Located on fair-sized bacolods or mounds roughly in the shape of turtle carapaces and higher than the marshes, swamps and lakes of the southern Bicol River valley, these three early Baao settlements may have been generically known as kaba-o-o-wan; or in the present contracted word form, kaba-awan.
Early Peoples
The pre-Hispanic Baao peoples belong to two different ethno-linguistic groups, the Agtas and the Indo-Malays. It is believed that the semi-nomadic Agta (also known as Itom or Tabangnon) of Negroid stock were the first people who roamed the hinterlands of Baao. Basically hunter-gatherers, the Agtas lived-off the bounty of the forests in the hills of west Baao. These people are now limited to small settlements in the barangays of Caranday, Tapul, Iyagan, Nababarera and Antipolo.
The second wave of migrants belonging to the Indo-Malayan stock with their sedentary riverine culture settled on the fertile lowlands along the banks of the Bicol River and its tributaries.
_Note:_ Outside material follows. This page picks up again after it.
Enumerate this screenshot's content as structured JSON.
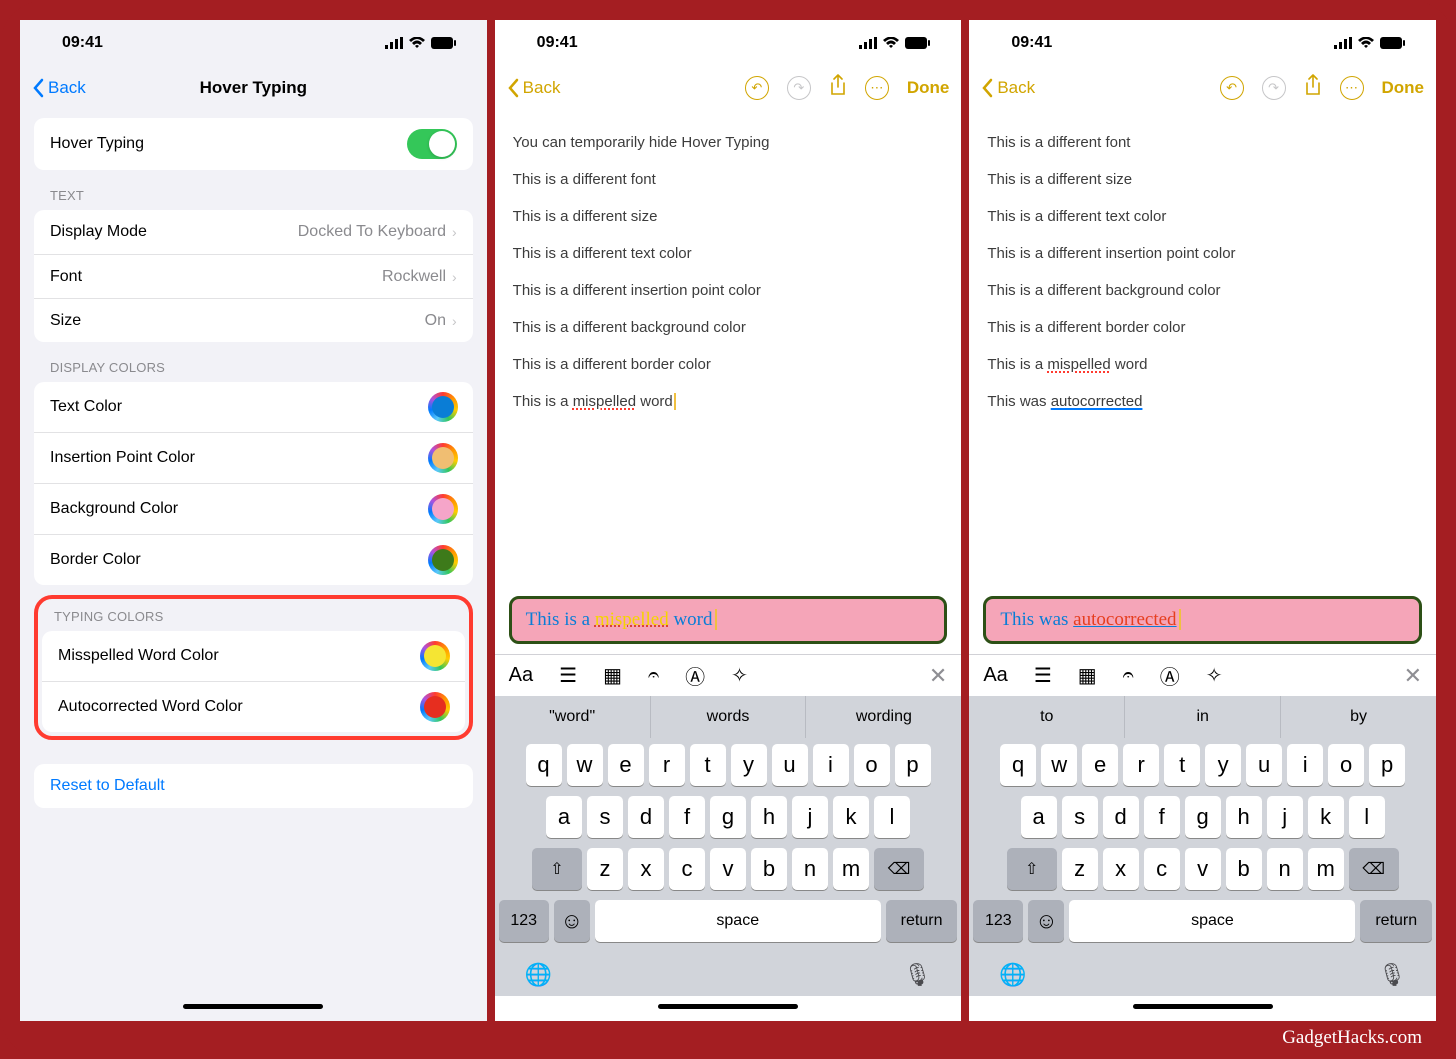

These sea-faring people may have come inland the Bicol River valley by following the river's course from its mouth in the San Migual Bay-Libmanan-Cabusao area and by leap-frogs settled the open dry lands along the riverbanks. Following the seasonal cycle of the Baao area, these people fished when floodwaters cover most of the lowlands and cultivated rice when low water level during summers permit them to plant. Most native Baaoeños today draw their ancestry from these people.